Иван осторожно стукнул в окно, в то, где спала Груша. Он знал, что по времени она должна быть дома, и может спала уже. А Груша не спала, она ждала Быкорюка.
– Иван, – спросила она, сдвинув штору и всматриваясь в тёмное окно, но ничего не смогла увидеть, – Иван, ты?
– Я, – услышала она.
Через несколько минут Груша открыла дверь, и Быкорюк зашёл в избу и спросил:
– Что же, нашла?
– На озими.
– Спят? – спросил Иван о домочадцах.
– Да, – сказала Груша, – иди есть, там ещё щи не остыли, – предложила она.
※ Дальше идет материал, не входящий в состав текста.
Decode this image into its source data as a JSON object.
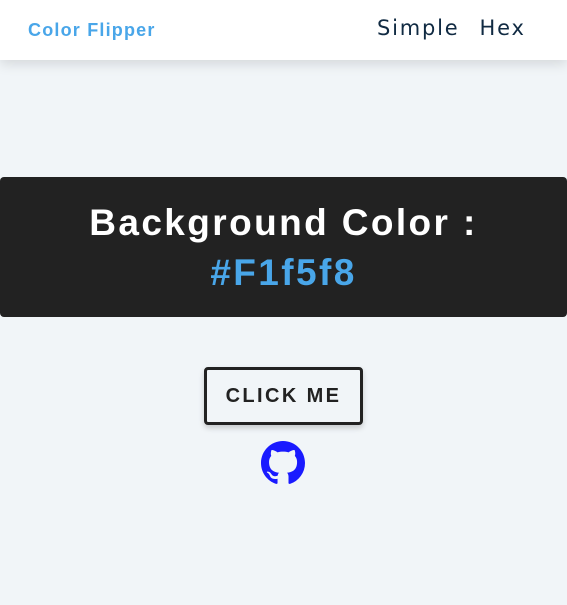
{
  "navbar": {
    "brand": "Color Flipper",
    "links": [
      {
        "label": "Simple"
      },
      {
        "label": "Hex"
      }
    ]
  },
  "banner": {
    "heading": "Background Color :",
    "color_value": "#F1f5f8"
  },
  "main": {
    "button_label": "CLICK ME",
    "github_icon": "github-icon"
  },
  "colors": {
    "page_background": "#f1f5f8",
    "accent": "#49a6e9",
    "banner_background": "#222222",
    "nav_text": "#102a42",
    "github_icon": "#1a1aff"
  }
}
Быкорюк отказался и, не включая света, лёг в кровать, сняв с себя лишь верхнюю одежду. Брякнулся прямо в чём был, но ему не спалось. Мысли о незнакомце терзали душу и сердце, а ещё часы-ходики, висящие на стене, прямо над головой, своим тиканьем отгоняли сон. Так и не сомкнув глаз до самого утра, Иван, не сказав никому ни слова, незаметно исчез из дому и направился в сельсовет. Утро было хмурым и холодным с колючим северным ветром. Иван шагал быстро, совет был уже открыт, а Фёдор Иванович Лубянкин сидел в своём кабинете. Так что ждать его не пришлось, и он в подробностях рассказал о своей ночной встрече с незнакомцем.
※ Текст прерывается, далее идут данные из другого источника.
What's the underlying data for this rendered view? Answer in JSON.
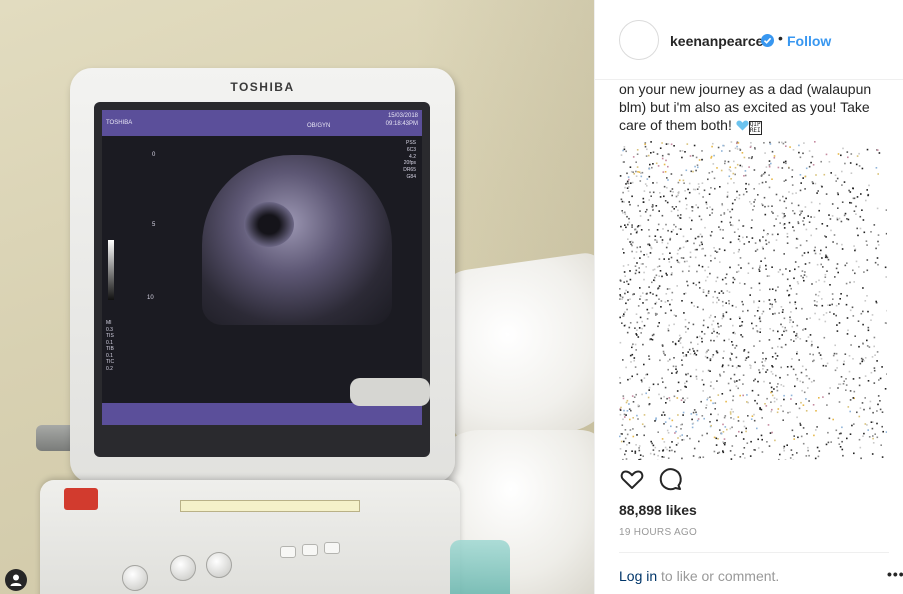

– И кто же это? – спросил Быкорюк, – Фёдор Иванович, может это тот, кого Кустарёв искал осенью пятьдесят второго?
– Разберёмся, – ответил Лубянкин. – А ты молодец, Иван! Неужели и впрямь у Клавдии? – удивился он. – Что же это она, и зачем это ей снежный ком на голову?
Быкорюк пожал плечами и, ничего не ответив, присел на стоящий стул у окна.
Лубянкин нервно набрал номер Кустарёва в отделе районной милиции.
38
Хмурое октябрьское, словно свинцовое небо подвешено над землёй. К полудню, около одиннадцати часов из Глазка прибыл участковый Кустарёв, а с ним ещё два милиционера. Подъехав к сельскому совету, где их ждал Лубянкин, уже без Быкорюка, участковый сказал:
– Что же, едем в бригаду, заберём Клавдию и её немую дочь с понятыми. Они сейчас наверняка на работе. А колхозный председатель знает? – спросил он у Лубянкина.
– Нет, об этом никто не знает.
– Хорошо, едем.
Забрав Клавдию из бригады, а немую из телятника, машина подкатила к их крайней избёнке. Но, как известно, земля слухом полнится, и как из-под земли потянулись любопытные.
– А ну, – закричал Кустарёв, – что за сборище, уходите! А ты, Клавдия, иди, открывай свою хату и пусть выходит тот, кого вы прячете! – говорил он, стоя за спиной Клавдии с пистолетом в руке, – шутки мы тут шутить не собираемся, а в прятки играть нам некогда! Открыла? – спросил он.
У Веры, стоящей рядом, навернулись слёзы. Участковый заметил это, но это его никак не остановило:
– Один со мной, а другой останется здесь, у входа. Ясно? – приказал он милиционерам.
– Так точно!
Кустарёв распахнул двери, и осторожно, с опаской вошёл в тёмные пустые и просторные сени. Следом шёл милиционер, а за ним и хозяйка. Пётр Шумилов стоял за дверью, плотно прижавшись к стене, не живой не мёртвый. Он держал в руке раскрытую опасную бритву, сердце будто замерло, хотя он отчётливо слышал её стук, как удары часового механизма. Дверь в сени полностью не открывалась, цепляя низом земляной пол. Нежданные гости, не обратив на это внимание, немедля покинули сени, пропуская хозяйку вперёд, и вмиг оказались в избе.
– Где он? – спросили они.
Зашла и немая и встала у порога.
– Пусть выходит, в пятьдесят втором удалось его спрятать, верно? Сейчас не выйдет, – кричал участковый.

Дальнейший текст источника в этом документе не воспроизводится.